Public washing places, commonly used across Europe from the seventeenth century until the advent of domestic washing machines, were, historically, the space of women. Known as lavadoiros in Galicia, a region located in northwest Spain, communal basins not only provided access to running water to wash the family’s laundry, but also served as an important social hub for women outside the domestic space. It was a space for work and for community and, above all, a unique space of female exclusivity, thus, a place of singular anthropological value.
Lavadoiro, a new multidisciplinary project by Galician architect and photographer Ana Amado, reflects on these spaces and its relationship to the domestic work of women throughout their lives. Created in rural Galicia, the project is an ephemeral and performative intervention made in collaboration with architects Carlos Seoane and 2023 Pritzker Architecture Prize laureate David Chipperfield, and filmed by renowned Galician director Lois Patiño.
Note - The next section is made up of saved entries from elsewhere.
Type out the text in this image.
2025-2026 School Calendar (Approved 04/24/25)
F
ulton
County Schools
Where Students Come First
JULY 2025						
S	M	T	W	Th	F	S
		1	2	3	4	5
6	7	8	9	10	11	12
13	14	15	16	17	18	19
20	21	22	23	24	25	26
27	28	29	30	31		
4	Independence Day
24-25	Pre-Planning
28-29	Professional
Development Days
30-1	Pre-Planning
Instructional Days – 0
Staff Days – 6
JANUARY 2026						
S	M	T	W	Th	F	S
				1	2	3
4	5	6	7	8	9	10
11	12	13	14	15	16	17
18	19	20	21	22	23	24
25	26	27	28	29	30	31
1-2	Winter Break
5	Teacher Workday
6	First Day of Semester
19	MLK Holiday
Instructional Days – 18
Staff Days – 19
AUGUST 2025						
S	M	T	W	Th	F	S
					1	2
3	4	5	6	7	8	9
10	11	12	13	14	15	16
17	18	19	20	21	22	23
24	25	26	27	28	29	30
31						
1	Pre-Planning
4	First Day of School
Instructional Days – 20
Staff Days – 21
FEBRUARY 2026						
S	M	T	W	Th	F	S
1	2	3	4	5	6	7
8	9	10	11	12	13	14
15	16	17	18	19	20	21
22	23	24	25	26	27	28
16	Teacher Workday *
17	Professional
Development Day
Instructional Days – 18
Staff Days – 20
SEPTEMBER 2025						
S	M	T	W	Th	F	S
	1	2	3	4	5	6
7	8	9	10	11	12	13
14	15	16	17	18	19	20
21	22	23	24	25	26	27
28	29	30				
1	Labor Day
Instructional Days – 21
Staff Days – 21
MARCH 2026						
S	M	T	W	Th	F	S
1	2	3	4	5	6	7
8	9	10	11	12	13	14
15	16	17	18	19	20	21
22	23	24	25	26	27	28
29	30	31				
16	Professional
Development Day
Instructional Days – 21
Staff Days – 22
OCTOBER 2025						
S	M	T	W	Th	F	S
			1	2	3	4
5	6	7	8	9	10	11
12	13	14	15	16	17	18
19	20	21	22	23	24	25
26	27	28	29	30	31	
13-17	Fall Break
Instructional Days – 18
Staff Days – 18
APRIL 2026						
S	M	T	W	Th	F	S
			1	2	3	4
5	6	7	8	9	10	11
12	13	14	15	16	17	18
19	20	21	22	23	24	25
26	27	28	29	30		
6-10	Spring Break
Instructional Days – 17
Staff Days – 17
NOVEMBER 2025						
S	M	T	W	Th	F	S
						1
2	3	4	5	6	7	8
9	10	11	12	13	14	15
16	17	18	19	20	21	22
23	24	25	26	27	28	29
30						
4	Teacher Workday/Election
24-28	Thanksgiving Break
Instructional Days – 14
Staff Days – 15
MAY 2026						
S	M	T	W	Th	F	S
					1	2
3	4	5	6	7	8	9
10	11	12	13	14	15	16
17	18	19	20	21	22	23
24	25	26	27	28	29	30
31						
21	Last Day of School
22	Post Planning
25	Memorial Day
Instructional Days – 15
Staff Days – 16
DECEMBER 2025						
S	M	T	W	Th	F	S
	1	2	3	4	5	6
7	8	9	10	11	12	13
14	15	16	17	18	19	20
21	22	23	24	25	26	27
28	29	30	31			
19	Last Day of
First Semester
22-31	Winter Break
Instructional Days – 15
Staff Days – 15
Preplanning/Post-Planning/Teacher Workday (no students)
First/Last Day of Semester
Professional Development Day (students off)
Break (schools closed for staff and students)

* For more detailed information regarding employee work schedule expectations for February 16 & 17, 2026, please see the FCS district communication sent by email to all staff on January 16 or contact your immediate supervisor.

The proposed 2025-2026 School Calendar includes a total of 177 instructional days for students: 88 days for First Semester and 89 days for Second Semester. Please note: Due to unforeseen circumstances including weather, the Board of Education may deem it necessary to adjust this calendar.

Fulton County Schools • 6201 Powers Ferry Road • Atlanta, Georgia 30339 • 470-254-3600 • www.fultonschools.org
Combining built and ephemeral architecture, performance, photography, and film, Lavadoiro is a meditation of the meaning of these historical places. The work uses performance as simulacrum, drawing its narrative from both elements of the architecture of the lavadoiro itself as well as from the memories of the elderly women who used the lavadoiros.
Sheets serve as a common thread to connect the past of those women with the present. The sheets were arranged as vertical and horizontal planes, recreating their traditional placement or used to delimit areas of action. During the intervention, women interacted with the ephemeral architectural device of the sheets and with the architecture of the historical lavadoiros.
Initially, the Lavadoiro de Artes in Ribeira acted as inspiration and a starting point for the project. However, after interviewing local women, who provided testimonies and memories linked to nearby places, the intervention was extended to two other lavadoiros in the area: A Pinisqueira in Aguiño and San Tomé in Porto do Son.
Through Lavadoiro, Amado visualizes these historically unique locations where the domestic and social spheres of women merged, places emblematic of their unpaid labor but also where women shared their lives and helped each other.